Gérard Leclerc : Nous n'avons vraiment pas fait le "service minimum". Nous avons fait des efforts très importants. D'abord en mettant en place le flux continu des débats sur notre site internet pour permettre à ceux qui le voulaient de suivre l'intégralité des débats. Mais sur l'antenne aussi. Nous avons consacré, entre le 8 novembre et le 6 décembre, 23 heures d'antenne à l'étude du texte en commission. Entre le 29 janvier et le 9 février, on a consacré 35 heures d'antenne aux débats dans l'hémicycle. Notre flux 24/24 sur l'ADSL a diffusé le double, soit 70 heures. Les audiences ont été très bonnes. Tous les gens qui voulaient voir les débats ont pu le faire grâce à LCP.
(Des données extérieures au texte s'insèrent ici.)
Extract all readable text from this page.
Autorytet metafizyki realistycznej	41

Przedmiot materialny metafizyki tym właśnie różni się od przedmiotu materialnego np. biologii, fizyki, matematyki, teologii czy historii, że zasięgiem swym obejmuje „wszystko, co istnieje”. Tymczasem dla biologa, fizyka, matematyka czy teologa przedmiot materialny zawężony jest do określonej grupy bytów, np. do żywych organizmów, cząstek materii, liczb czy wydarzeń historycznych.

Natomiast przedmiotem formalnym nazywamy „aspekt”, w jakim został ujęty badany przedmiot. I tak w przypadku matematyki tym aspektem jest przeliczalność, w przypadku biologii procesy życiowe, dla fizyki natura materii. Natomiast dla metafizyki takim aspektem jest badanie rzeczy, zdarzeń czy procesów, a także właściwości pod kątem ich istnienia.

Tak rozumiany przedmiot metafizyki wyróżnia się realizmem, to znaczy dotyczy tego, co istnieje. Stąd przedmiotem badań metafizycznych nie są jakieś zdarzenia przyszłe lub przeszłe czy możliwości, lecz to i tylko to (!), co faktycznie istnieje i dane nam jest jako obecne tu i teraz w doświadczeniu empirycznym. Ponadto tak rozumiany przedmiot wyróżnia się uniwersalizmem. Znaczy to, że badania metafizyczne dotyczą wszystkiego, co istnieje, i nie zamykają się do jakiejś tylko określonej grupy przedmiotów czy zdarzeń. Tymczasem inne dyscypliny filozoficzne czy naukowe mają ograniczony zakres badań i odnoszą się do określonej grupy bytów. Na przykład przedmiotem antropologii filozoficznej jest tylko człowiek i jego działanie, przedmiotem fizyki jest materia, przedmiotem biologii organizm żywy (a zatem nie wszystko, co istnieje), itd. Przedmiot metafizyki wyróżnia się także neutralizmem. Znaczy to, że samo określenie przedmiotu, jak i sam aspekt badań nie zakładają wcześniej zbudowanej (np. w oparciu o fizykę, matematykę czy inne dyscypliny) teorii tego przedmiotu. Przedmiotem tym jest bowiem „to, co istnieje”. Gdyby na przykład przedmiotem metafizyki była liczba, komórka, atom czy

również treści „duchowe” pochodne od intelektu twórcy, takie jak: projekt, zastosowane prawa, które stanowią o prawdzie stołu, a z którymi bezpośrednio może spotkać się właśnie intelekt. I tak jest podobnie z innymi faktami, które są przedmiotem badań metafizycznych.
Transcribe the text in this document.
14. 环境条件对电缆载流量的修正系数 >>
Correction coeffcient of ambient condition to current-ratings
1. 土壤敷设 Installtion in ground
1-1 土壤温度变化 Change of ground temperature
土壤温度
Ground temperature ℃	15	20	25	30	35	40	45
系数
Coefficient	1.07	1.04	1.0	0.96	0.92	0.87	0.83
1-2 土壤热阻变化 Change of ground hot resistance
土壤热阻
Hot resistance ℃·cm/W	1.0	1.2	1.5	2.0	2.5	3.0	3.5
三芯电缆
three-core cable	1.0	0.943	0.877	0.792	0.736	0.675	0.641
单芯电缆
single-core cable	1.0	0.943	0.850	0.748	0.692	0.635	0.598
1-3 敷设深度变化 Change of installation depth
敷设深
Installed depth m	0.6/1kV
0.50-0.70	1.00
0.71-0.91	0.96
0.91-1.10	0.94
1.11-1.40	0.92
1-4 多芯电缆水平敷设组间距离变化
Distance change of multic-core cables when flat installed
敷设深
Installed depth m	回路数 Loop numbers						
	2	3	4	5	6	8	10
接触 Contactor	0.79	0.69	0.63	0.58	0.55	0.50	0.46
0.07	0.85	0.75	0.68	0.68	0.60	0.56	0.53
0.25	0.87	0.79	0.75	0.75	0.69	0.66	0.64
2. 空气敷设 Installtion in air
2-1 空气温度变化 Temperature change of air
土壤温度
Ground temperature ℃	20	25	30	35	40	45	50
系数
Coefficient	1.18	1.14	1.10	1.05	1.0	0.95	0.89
Le député socialiste Jean-Jacques Urvoas estime que vous avez "raté le débat"...
Jean-Jacques Urvoas a été très présent dans l'hémicycle pendant ces douze jours. Il n'a pas dû avoir beaucoup de temps pour regarder LCP. Car nous n'avons pas à rougir de notre dispositif ! On a fait le maximum. Et il sait très bien que nous devons partager notre canal avec Public Sénat. Nous avons 12 heures chacun, il y a 8 changements d'antenne par jour entre nos deux chaînes. Par exemple, ce sont eux qui diffusent de 10h30 à 14h00 et de 16h30 à 19h30. Donc il nous est impossible de diffuser quoi que ce soit dans ces tranches sur la TNT. On peut échanger des heures bien-sûr. Mais il faut leur rendre car le Sénat n'a aucune raison de nous les "donner". Diffuser les débats 24 heures sur 24 sur la TNT n'était pas possible compte tenu de notre mode de diffusion.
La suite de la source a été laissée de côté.